A party may file with the
Supreme Court a petition to review an adverse decision by the Court of
Appeals. See Wis. Stat. § 808.10
and Rule 809.62.
STATE OF WISCONSIN IN COURT OF APPEALS
DISTRICT I
State
of Wisconsin,
Plaintiff-Respondent,
v.
Harry
Moore,
Defendant-Appellant.
APPEAL from a judgment of the circuit court for Milwaukee County: Dennis P. Moroney, Judge. Affirmed.
Before Eich, Roggensack and Deininger, JJ.
¶1 PER CURIAM. Harry Moore appeals a judgment of conviction for a controlled substance felony. The issue is whether the trial court erred in denying his motion to suppress evidence. We conclude the court did not err, and we affirm.
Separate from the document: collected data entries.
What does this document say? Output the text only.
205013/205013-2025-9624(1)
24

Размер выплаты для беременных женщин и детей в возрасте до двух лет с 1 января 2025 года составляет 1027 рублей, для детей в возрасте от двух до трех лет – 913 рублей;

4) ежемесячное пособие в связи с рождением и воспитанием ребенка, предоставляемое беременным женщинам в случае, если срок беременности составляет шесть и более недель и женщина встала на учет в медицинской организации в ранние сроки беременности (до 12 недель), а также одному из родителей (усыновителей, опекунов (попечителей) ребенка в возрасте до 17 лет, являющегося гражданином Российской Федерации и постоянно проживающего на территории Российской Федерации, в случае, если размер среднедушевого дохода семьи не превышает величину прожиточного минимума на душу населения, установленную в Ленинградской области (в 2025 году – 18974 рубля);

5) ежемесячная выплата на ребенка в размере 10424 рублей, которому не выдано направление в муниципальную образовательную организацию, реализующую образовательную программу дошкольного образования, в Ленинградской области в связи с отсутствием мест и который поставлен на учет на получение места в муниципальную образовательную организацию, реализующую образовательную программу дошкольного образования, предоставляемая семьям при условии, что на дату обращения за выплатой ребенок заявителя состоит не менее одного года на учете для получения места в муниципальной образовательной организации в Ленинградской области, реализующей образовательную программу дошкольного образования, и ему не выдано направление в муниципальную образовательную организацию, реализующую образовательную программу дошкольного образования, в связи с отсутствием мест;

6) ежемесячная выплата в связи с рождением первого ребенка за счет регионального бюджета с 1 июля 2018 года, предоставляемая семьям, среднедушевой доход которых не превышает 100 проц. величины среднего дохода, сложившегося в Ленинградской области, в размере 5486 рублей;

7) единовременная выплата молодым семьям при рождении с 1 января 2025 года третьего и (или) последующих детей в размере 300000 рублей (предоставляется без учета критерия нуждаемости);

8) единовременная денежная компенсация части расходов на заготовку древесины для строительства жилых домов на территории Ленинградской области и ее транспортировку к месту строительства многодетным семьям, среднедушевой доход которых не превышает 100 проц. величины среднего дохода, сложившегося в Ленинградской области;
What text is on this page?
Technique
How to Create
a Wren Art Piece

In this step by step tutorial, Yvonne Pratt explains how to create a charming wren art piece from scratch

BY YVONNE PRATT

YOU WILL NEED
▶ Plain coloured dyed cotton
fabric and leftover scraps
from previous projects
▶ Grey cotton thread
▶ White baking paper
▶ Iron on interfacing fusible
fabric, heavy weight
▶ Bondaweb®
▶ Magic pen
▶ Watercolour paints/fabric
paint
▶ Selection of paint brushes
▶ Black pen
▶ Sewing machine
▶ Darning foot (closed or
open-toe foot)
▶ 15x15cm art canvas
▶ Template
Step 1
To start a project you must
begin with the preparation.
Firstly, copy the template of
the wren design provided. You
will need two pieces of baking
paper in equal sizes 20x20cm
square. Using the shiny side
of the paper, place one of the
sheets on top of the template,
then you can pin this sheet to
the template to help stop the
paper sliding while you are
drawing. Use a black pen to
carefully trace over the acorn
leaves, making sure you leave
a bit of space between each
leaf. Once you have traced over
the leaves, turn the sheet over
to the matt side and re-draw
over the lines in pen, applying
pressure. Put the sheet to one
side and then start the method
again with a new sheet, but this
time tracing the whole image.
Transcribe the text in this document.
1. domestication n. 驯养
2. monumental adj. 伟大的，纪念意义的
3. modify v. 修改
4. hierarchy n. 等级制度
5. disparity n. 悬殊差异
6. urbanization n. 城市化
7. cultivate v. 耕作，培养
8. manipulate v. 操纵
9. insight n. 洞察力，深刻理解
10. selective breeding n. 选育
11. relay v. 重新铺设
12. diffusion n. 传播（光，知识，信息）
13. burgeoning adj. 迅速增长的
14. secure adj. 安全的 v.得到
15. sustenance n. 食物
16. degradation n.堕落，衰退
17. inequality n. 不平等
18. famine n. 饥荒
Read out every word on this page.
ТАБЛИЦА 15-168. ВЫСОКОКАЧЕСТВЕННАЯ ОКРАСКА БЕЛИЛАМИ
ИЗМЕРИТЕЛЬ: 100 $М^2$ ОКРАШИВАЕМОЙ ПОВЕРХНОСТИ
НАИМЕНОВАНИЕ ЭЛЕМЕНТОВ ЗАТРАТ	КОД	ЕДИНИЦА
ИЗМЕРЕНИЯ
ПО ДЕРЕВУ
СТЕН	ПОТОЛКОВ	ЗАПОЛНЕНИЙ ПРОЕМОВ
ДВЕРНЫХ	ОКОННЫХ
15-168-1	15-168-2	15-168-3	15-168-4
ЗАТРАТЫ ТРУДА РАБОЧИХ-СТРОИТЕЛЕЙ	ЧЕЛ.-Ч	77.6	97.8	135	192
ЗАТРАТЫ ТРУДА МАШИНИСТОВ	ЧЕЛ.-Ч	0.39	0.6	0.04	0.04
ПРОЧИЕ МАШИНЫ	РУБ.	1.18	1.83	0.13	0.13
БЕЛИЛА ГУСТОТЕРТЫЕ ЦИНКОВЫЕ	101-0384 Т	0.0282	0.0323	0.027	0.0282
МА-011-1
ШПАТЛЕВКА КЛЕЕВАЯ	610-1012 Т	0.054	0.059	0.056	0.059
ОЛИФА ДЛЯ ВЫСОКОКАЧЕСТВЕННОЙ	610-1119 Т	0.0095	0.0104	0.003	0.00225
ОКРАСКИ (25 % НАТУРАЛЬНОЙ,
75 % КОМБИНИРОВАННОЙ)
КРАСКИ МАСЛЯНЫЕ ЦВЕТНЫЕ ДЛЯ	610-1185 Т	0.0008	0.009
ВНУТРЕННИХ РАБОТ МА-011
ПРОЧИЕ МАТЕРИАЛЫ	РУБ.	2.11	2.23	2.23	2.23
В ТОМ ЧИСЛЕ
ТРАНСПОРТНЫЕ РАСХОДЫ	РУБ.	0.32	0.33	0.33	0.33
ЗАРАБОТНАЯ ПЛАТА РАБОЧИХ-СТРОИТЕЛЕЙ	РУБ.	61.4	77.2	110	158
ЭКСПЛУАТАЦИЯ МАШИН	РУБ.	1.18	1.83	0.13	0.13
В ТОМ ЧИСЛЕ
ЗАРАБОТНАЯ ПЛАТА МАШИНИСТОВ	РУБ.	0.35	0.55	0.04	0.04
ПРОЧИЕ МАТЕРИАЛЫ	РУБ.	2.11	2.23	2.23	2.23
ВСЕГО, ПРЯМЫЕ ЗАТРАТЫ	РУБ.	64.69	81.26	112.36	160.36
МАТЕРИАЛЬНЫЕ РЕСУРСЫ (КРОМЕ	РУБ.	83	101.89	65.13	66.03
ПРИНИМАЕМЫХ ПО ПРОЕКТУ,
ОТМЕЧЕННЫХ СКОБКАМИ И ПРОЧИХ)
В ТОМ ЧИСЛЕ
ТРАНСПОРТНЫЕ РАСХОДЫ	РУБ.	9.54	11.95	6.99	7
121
¶2 The facts of the search do not appear to be significantly in dispute on appeal. Police went with probation and parole officers to a Milwaukee residence to execute a warrant for an alleged parole violator named Kevin Simms. Police had been informed that Simms might be found at that address. The residence had two apartment units and an attic, all accessible from a common hallway. Police officers were let into the building by an occupant of the downstairs apartment. Once inside, the officers proceeded up the stairs toward the upper unit. While ascending the stairs, the first officer spotted two men above, one of whom generally matched the description of Simms. Upon seeing the officer, the men fled upwards. The officer told them to stop.
¶3 Upon arriving at the door to the upstairs apartment, the lead officer broke the door down and entered the apartment. Inside they found appellant Moore, who was not the man resembling Simms. After a further search of the apartment for the other man proved unsuccessful, a different officer went from the hallway up to the attic, where he took custody of the man who resembled, but was not, Simms. That officer testified that after apprehending the man, he continued the search of the attic for the safety of himself and other officers. While doing so, he found bags of cocaine and a revolver in a space where “the floor joist meets the outer wall.” The officer described this location as being in “plain view.” Moore moved to suppress this evidence, and other evidence developed from its discovery.
¶4 Moore first argues that the police entry into the upper apartment was unlawful because the officers did not have a search warrant and no exigent circumstances were present that would justify a warrantless entry. The parties appear to agree that the applicable law regarding exigent circumstances is stated in State v. Kiper, 193 Wis. 2d 69, 89-90, 532 N.W.2d 698 (1995). That decision lists several circumstances which would be considered exigent, and one of them is an arrest made in “hot pursuit.” See id. at 90.
¶5 The State argues that once the men fled from the officers in the stairwell, the officers were in hot pursuit of a man they reasonably believed was the person for whom they had an arrest warrant. We agree. Moore’s briefs contain only one sentence on this point, in which he argues that the exception does not apply because officers entered the common hallway without consent in the first place. Although there was testimony that might call into question whether the initial entry into the building was consensual, the circuit court expressly rejected that testimony and found that the police were allowed in. Moore provides no basis for us to conclude that this finding was erroneous. Accordingly, we see no reason to reject the State’s hot pursuit argument.
¶6 Moore also argues that even if the entry into the apartment was legal, the subsequent search of the attic was not. Again, we disagree. Because the officers had still not located the man they believed might be Simms, they were still in hot pursuit when they entered the attic. Once in the attic, they found evidence in plain view. Moore does not argue, as a factual matter, that the evidence was not in plain view. Therefore, we conclude the evidence need not be suppressed.
By the Court.—Judgment affirmed.
This opinion will not be published. See Wis. Stat. Rule 809.23(1)(b)5.